第3章 大定待进(1/2)
秋收的丹房总堆着新收的艾草。今年的艾长得好,株高叶肥,晒透了之后捆成扎扎实实的小捆,码在墙角,像堵青褐色的墙,风一吹就散出清苦的香。玄元盘腿坐在蒲团上,这蒲团填的是头茬艾绒,软得像揣了团云,可他已经三天没动过了。
不是僵住,是身子里的气太盛,稍一动弹就像要飘起来。昨夜试着起身添灯油,脚刚离地就觉得身子轻得像片荷叶,差点撞在房梁上。尹喜见了只笑:“这是大定的兆头,气满了自然身轻,坐着安稳。”
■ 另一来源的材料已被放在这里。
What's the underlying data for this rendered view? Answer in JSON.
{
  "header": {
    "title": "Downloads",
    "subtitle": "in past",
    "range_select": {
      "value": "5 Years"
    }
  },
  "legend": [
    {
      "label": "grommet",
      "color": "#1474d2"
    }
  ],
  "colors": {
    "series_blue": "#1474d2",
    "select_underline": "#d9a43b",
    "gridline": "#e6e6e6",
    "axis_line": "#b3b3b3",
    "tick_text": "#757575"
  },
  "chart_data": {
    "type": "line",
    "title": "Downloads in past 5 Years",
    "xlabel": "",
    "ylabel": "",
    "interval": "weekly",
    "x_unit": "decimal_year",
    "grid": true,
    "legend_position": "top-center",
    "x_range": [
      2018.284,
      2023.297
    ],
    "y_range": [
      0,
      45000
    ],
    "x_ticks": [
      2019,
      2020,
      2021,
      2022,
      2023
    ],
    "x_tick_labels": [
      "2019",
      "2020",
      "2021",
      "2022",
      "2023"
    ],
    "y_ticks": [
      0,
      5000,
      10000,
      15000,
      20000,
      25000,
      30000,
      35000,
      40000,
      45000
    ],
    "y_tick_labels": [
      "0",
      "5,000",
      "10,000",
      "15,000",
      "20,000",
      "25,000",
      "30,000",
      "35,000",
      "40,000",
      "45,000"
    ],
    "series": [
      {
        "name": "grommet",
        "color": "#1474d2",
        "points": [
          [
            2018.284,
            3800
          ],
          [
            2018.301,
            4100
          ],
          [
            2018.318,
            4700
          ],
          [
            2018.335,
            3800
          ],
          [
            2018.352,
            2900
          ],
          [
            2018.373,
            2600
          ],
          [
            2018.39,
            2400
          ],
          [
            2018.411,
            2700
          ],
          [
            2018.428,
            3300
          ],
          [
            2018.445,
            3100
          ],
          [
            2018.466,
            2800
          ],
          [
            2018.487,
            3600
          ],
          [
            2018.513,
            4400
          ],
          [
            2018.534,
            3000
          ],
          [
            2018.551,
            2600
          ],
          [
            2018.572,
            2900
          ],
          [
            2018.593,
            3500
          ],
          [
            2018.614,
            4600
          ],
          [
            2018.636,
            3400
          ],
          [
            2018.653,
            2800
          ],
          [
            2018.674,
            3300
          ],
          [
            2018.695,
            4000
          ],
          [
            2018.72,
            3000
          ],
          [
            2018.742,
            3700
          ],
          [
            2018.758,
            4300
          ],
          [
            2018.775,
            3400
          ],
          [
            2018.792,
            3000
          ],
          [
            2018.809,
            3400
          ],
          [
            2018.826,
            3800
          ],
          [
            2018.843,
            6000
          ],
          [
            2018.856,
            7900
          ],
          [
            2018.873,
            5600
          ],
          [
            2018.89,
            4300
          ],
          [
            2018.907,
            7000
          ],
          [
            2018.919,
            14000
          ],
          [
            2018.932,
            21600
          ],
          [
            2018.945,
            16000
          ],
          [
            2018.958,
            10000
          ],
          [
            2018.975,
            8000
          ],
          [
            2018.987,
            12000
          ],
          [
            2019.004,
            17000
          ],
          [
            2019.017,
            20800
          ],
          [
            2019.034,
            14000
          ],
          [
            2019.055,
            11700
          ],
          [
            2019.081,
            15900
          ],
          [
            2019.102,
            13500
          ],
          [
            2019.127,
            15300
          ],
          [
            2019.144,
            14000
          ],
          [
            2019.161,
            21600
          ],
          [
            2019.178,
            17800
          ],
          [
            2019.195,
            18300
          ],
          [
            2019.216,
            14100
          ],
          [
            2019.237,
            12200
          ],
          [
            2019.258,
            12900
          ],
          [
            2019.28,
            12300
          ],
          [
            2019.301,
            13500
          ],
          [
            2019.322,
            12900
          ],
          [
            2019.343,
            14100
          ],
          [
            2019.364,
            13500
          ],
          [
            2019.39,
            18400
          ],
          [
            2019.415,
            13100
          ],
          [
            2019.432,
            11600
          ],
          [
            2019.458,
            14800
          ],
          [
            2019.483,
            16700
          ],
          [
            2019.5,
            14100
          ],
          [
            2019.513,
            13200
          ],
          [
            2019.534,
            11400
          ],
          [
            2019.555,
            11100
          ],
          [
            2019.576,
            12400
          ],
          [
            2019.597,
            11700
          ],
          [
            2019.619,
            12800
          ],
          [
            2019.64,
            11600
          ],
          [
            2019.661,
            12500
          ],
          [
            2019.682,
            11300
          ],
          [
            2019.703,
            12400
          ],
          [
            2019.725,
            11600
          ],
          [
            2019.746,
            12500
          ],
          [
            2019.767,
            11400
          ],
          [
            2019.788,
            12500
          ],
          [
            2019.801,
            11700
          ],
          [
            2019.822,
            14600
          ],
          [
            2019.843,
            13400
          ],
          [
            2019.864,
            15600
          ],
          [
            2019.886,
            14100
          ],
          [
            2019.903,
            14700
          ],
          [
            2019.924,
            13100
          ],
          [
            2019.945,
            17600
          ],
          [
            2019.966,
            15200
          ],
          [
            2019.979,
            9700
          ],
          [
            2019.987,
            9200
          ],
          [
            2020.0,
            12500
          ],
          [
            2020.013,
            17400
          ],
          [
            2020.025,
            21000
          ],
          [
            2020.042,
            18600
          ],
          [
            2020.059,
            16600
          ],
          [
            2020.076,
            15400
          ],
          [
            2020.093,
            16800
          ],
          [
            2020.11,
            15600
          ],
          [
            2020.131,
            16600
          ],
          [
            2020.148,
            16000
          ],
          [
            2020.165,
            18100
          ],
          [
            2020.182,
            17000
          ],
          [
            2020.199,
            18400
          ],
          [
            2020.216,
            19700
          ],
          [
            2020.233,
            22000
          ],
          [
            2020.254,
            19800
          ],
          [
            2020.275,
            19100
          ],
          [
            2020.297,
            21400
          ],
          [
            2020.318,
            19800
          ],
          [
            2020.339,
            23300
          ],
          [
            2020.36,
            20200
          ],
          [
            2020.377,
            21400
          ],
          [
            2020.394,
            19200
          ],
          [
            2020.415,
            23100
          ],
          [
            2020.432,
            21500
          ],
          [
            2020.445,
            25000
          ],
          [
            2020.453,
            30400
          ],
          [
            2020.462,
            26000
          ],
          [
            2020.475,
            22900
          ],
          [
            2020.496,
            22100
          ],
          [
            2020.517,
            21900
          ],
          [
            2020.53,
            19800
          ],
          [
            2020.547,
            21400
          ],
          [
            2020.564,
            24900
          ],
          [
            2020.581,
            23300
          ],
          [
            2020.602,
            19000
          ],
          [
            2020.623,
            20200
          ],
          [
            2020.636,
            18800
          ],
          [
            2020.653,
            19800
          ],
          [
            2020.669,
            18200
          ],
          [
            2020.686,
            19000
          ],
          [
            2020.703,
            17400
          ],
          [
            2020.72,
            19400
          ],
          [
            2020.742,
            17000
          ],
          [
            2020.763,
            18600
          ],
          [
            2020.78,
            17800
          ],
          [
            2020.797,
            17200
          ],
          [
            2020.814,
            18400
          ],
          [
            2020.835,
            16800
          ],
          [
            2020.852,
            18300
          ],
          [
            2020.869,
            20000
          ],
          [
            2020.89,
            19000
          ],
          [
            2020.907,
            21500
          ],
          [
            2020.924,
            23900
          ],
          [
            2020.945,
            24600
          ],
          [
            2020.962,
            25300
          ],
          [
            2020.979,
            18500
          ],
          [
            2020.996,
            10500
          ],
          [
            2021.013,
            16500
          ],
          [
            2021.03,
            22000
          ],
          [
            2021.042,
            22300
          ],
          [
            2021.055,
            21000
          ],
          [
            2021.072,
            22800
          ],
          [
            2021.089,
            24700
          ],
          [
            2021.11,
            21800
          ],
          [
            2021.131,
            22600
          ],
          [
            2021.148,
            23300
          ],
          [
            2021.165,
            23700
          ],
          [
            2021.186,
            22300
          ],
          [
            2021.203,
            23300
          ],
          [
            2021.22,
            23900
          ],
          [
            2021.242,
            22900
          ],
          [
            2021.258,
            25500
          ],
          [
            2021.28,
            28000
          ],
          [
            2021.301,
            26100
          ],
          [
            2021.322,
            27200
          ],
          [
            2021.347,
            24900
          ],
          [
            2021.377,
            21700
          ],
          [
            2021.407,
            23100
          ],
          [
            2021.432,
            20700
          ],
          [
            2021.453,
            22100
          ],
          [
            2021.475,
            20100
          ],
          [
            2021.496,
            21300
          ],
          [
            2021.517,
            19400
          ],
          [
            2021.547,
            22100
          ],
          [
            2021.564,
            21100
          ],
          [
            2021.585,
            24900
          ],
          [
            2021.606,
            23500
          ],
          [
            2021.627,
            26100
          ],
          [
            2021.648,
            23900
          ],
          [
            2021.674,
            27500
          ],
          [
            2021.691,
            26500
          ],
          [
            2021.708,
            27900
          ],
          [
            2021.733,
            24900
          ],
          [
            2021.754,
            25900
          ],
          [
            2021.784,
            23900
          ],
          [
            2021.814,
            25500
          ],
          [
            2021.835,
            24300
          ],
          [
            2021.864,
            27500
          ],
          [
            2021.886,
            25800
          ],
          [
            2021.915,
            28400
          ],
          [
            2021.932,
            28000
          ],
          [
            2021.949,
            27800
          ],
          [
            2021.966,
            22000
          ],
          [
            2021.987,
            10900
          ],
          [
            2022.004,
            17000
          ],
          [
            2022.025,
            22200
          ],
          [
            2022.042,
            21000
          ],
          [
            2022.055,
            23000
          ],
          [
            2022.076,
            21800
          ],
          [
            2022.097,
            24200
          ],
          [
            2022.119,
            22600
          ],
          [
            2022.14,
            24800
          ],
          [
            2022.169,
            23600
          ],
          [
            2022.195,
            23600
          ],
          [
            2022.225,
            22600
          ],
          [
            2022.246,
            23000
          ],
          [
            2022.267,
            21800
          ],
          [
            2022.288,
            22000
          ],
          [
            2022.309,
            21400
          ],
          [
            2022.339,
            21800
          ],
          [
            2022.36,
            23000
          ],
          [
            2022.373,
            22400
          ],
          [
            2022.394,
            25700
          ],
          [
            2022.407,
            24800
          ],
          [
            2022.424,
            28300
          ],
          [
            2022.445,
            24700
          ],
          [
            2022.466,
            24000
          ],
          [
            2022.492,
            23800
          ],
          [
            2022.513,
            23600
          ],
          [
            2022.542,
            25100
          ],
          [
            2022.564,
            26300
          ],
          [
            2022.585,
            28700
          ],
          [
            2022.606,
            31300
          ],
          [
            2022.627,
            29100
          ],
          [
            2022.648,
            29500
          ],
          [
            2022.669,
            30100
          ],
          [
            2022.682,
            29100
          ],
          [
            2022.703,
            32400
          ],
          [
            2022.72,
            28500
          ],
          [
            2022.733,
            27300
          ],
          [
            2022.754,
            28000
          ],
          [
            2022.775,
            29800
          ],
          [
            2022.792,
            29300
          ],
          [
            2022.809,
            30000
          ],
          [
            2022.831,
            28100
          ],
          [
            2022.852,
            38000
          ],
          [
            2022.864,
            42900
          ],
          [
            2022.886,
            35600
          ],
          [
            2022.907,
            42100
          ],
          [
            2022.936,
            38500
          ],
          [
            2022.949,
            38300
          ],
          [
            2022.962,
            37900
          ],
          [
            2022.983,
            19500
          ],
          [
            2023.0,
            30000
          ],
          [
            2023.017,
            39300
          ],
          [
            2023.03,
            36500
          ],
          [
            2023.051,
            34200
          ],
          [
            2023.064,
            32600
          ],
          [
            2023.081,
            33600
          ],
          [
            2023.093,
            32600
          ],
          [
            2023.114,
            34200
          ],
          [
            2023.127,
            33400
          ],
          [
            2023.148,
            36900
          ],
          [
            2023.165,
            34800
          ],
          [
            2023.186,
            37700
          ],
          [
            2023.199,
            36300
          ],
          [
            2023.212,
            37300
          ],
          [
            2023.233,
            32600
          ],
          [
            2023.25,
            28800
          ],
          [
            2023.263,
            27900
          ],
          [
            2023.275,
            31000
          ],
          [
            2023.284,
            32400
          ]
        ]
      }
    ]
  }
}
此刻他闭着眼,神念却清明得像秋水。能“看”到院里的蚂蚁搬家,一队黑黢黢的虫子扛着块比身子大两倍的桃肉,顺着墙根往洞里挪,连触须晃动的弧度都看得真切;能“听”到灶上药罐里的水在“咕嘟”,药材在汤里翻滚的细微声响,像春蚕在啃桑叶;甚至能“闻”到三里外的桂花落了,甜香顺着风的纹路飘过来,在丹房的窗棂上打了个旋。
“饿了吧。”尹喜的声音很轻,像怕惊散了屋里的静气。他端着个白瓷碗进来,碗里盛着茯苓膏,是用去年的陈茯苓磨粉,加了点蜂蜜熬的,冻得莹白透亮,像块凝脂。
玄元没睁眼,只微微点头。这三个月来,他吃得越来越少,先前一顿能喝小半碗荷叶粥,如今一碗茯苓膏能顶三天的食,却半点不觉得虚,反倒神清气爽,夜里打坐时,常觉得自己能飘起来,贴着房梁看月光在地上淌。
尹喜把碗放在案上,瓷碗与木案相触,发出“叮”的一声轻响,在寂静的屋里荡开圈涟漪。他没再多说,只坐在对面的竹凳上,拿起块抹布擦药碾子,石碾子转得“咕噜”响,倒像给这大定的静添了点活气。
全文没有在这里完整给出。